There were exceptions. Individual employers could be unfair, and the FBI tried to keep people it regarded as dangerous-- for example, people who disapproved of racial discrimination -- from getting jobs.
But at least in public political rhetoric, it was the land of the free and the home of the brave.
Trump the nazi is the first president to say publicly that an American has to conform to political norms to stay employed. He wants football players -- and soon enough, you and me -- to be dismissed for not worshipping the flag. That's gleichschaltung, and it's the main thing (but not the only thing) that makes Trump as nazi.
Pence believes the same.
The racism of the Republican Party is on ever bolder display. At the Washington Post today, Eric Wemple details the open racism in the Virginia governor's race.
When Virginia voters go to the polls to choose a new governor in less than two weeks, President Trump’s bigotry and race-bating will be very much on the ballot.

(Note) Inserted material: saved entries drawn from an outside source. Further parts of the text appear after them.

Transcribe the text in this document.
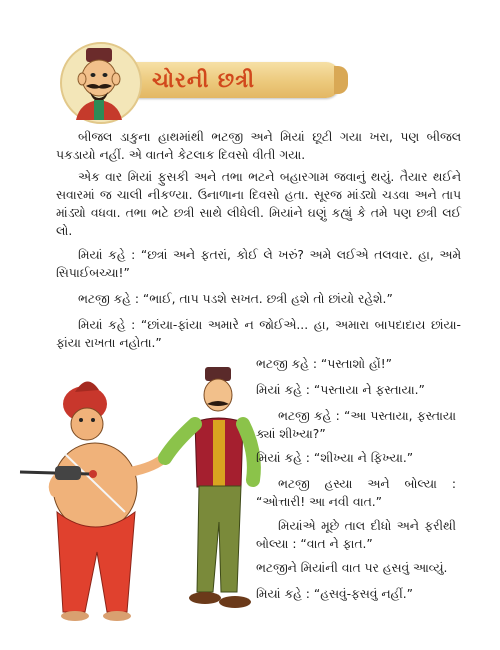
ચોરની છત્રી

બીજલ ડાકુના હાથમાંથી ભટજી અને મિયાં છૂટી ગયા ખરા, પણ બીજલ પકડાયો નહીં. એ વાતને કેટલાક દિવસો વીતી ગયા.

એક વાર મિયાં ફુસકી અને તભા ભટને બહારગામ જવાનું થયું. તૈયાર થઈને સવારમાં જ ચાલી નીકળ્યા. ઉનાળાના દિવસો હતા. સૂરજ માંડ્યો ચડવા અને તાપ માંડ્યો વધવા. તભા ભટે છત્રી સાથે લીધેલી. મિયાંને ઘણું કહ્યું કે તમે પણ છત્રી લઈ લો.

મિયાં કહે : “છત્રાં અને ફતરાં, કોઈ લે ખરું? અમે લઈએ તલવાર. હા, અમે સિપાઈબચ્ચા!”

ભટજી કહે : “ભાઈ, તાપ પડશે સખત. છત્રી હશે તો છાંયો રહેશે.”

મિયાં કહે : “છાંયા-ફાંયા અમારે ન જોઈએ... હા, અમારા બાપદાદાય છાંયા-ફાંયા રાખતા નહોતા.”

ભટજી કહે : “પસ્તાશો હોં!”

મિયાં કહે : “પસ્તાયા ને ફસ્તાયા.”

ભટજી કહે : “આ પસ્તાયા, ફસ્તાયા ક્યાં શીખ્યા?”

મિયાં કહે : “શીખ્યા ને ફિખ્યા.”

ભટજી હસ્યા અને બોલ્યા : “ઓત્તારી! આ નવી વાત.”

મિયાંએ મૂછે તાલ દીધો અને ફરીથી બોલ્યા : “વાત ને ફાત.”

ભટજીને મિયાંની વાત પર હસવું આવ્યું.

મિયાં કહે : “હસવું-ફસવું નહીં.”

Yesterday, Trump himself willed this to be so. The president tweeted that electing Republican Ed Gillespie might “save our great statues” and “heritage.” As an explosion of tweets immediately asked, what heritage, exactly — racism? Whatever Trump meant, there’s no denying that the Virginia contest has become a referendum on how successful Trumpist racial politics will be, now that he’s in the White House.
Trump has repeatedly cast Democrat Ralph Northam as soft on immigration and crime, and Gillespie has heavily trafficked in these same attacks, with dishonest ads featuring scary, tattooed, brown-skinned gang members. In the state that was recently the site of white supremacist violence and murder, Gillespie has said Confederate statues should remain. All this is designed to energize Virginia Trump voters.